31. What are you looking forward to in the distant future?Not sure. I want to say I’m excited to graduate next spring, but that also brings a lot of anxiety, because I’m still not sure what I’m doing with my life.
32. If you could go anywhere right now, where would you go? Umm well I’ve been missing the northeast but this seems like a bad time lol. I’d be down to go camping though, I really need to spend some time in the outdoors. I don’t really care much of where, as long as it’s not too cold (so probably somewhere in a different part of texas)

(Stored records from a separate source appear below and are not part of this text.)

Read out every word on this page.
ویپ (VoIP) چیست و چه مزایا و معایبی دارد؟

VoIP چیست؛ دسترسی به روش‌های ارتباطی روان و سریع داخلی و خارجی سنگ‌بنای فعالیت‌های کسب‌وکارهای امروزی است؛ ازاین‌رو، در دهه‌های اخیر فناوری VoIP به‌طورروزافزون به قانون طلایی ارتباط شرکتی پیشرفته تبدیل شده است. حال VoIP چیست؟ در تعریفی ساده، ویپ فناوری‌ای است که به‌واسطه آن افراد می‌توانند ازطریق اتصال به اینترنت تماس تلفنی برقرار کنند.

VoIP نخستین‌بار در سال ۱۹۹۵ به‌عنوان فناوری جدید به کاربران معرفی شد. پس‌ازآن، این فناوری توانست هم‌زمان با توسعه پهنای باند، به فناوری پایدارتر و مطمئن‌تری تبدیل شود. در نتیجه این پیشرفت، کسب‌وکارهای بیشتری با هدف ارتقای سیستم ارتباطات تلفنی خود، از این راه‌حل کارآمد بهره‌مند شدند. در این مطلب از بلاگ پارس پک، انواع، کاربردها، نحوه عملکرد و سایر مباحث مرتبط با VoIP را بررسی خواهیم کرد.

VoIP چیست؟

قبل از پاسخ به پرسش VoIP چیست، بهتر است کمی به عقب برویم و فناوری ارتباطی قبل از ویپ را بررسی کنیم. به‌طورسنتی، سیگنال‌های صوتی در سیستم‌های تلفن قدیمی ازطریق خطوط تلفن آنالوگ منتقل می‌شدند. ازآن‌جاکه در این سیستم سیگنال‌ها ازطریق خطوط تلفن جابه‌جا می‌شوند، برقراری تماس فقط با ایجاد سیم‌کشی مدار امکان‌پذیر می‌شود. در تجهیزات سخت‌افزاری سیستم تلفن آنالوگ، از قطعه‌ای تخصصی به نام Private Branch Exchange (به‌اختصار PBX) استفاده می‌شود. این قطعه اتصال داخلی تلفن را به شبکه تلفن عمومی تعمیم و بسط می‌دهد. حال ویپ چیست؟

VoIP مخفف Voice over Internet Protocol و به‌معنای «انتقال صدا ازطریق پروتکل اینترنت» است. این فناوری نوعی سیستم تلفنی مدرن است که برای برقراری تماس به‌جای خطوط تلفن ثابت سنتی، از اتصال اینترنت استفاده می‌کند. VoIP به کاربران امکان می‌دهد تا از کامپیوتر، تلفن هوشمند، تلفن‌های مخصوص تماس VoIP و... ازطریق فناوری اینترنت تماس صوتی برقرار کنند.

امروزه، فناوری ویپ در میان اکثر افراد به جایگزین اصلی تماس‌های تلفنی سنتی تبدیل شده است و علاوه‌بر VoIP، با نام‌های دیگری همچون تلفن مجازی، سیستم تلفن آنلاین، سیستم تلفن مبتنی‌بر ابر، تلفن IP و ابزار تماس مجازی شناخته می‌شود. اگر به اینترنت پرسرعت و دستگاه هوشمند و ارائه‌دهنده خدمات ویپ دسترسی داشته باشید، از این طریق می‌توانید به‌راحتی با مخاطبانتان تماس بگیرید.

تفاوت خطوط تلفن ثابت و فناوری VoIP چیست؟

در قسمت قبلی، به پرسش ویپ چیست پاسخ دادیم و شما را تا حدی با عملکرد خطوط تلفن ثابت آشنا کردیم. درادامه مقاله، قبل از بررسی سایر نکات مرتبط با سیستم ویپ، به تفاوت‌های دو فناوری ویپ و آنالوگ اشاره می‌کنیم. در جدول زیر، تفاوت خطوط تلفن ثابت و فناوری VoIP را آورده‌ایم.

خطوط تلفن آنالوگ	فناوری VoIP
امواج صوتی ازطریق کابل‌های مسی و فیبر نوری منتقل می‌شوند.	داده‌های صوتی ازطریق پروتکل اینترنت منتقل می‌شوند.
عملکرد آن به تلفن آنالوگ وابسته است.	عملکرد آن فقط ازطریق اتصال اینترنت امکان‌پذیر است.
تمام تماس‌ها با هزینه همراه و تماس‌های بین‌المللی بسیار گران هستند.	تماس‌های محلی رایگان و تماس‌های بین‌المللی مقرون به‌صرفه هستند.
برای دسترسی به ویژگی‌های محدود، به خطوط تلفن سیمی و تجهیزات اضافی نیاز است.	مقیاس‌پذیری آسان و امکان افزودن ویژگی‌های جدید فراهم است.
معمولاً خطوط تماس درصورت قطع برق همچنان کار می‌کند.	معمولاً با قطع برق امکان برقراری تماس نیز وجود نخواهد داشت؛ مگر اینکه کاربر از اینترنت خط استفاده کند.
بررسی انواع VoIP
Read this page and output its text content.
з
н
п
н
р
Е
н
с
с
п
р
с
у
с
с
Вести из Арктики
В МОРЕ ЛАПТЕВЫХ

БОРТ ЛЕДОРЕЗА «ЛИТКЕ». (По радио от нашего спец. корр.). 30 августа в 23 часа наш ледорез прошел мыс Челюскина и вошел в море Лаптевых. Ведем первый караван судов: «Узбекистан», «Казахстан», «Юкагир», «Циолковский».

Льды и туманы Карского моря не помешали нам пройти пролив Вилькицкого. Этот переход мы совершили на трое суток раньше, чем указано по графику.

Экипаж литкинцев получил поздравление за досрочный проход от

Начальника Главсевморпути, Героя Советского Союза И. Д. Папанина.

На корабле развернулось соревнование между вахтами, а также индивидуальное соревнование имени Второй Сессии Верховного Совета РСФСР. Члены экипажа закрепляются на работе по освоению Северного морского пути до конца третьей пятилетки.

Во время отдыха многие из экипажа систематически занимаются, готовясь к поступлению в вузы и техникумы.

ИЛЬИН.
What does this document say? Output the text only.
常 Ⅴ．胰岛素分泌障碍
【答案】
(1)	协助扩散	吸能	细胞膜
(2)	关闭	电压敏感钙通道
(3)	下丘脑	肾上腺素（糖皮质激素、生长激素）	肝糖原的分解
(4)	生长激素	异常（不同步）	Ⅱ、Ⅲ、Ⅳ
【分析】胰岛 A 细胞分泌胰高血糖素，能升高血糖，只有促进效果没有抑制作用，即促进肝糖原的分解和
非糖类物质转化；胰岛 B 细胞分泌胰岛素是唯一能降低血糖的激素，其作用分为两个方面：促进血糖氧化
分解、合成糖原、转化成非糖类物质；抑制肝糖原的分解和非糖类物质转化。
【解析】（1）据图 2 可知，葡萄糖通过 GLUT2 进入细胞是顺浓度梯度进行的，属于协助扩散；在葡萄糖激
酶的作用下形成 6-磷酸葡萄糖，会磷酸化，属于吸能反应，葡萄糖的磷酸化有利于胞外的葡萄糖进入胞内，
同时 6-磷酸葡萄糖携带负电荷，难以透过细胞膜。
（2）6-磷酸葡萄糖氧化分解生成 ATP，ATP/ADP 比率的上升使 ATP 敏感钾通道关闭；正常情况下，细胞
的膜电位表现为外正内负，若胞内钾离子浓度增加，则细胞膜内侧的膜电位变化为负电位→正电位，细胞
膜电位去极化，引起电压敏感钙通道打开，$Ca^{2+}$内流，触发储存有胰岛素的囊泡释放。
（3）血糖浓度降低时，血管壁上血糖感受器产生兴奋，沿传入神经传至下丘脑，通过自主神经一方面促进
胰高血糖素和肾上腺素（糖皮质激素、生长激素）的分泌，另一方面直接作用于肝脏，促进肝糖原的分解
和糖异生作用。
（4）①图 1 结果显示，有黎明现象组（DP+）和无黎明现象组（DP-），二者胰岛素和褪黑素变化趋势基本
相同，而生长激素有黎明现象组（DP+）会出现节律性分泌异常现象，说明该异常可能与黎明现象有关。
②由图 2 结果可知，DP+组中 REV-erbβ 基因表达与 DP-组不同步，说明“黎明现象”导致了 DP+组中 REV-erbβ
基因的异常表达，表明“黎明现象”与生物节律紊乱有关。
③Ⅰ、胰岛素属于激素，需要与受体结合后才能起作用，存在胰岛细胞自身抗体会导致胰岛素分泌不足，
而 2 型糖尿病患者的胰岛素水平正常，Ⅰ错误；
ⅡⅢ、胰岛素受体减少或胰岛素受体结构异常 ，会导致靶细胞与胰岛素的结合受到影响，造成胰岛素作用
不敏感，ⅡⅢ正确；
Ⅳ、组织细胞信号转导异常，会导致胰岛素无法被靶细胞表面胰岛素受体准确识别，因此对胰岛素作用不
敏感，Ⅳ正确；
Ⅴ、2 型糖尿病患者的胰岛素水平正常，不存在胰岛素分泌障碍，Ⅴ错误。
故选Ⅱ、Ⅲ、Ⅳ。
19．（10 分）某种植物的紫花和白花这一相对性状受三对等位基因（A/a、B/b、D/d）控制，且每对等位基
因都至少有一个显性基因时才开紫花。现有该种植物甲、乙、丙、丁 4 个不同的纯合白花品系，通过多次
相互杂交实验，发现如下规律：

33. Do you sleep with your door open or closed? Room door closed (bc I live in a shared house) , closet door can be either
34. What’s your favorite flower? Idk? I really just like flowers in general, but I do really like irises and lotuses
35. Do you currently have a squish? I’m nursing like 4 separate crushes all of various intensities and stages of progression and it’s killing me rn :(
36. Do you like your middle name? it’s alright. I haven’t a known a lot of Brian’s I like (my uncle and my ex’s dad come to mind) but my dad gave it to me out of respect to his older brother, which I respect (despite my uncle’s issues, I care for him a lot and he’s been one of my closest uncles), and it doesn’t really ever come up anyway
37. Do you prefer dogs or cats? Cats!
38. Do you have any phobias? I don’t think I have any fears or anxieties intense enough to really be phobias, so I guess let’s just say no!
39. Do you stay up late? Frequently! my body has always been wired to run pretty late (even as a kid I was most comfortable going to bed after 10) and these days I usually get to bed between 11p-2a
43. Do you have siblings? How many? I have four older siblings! (I’m the youngest) 3 older sisters and my brother who’s the oldestThank you so much!!!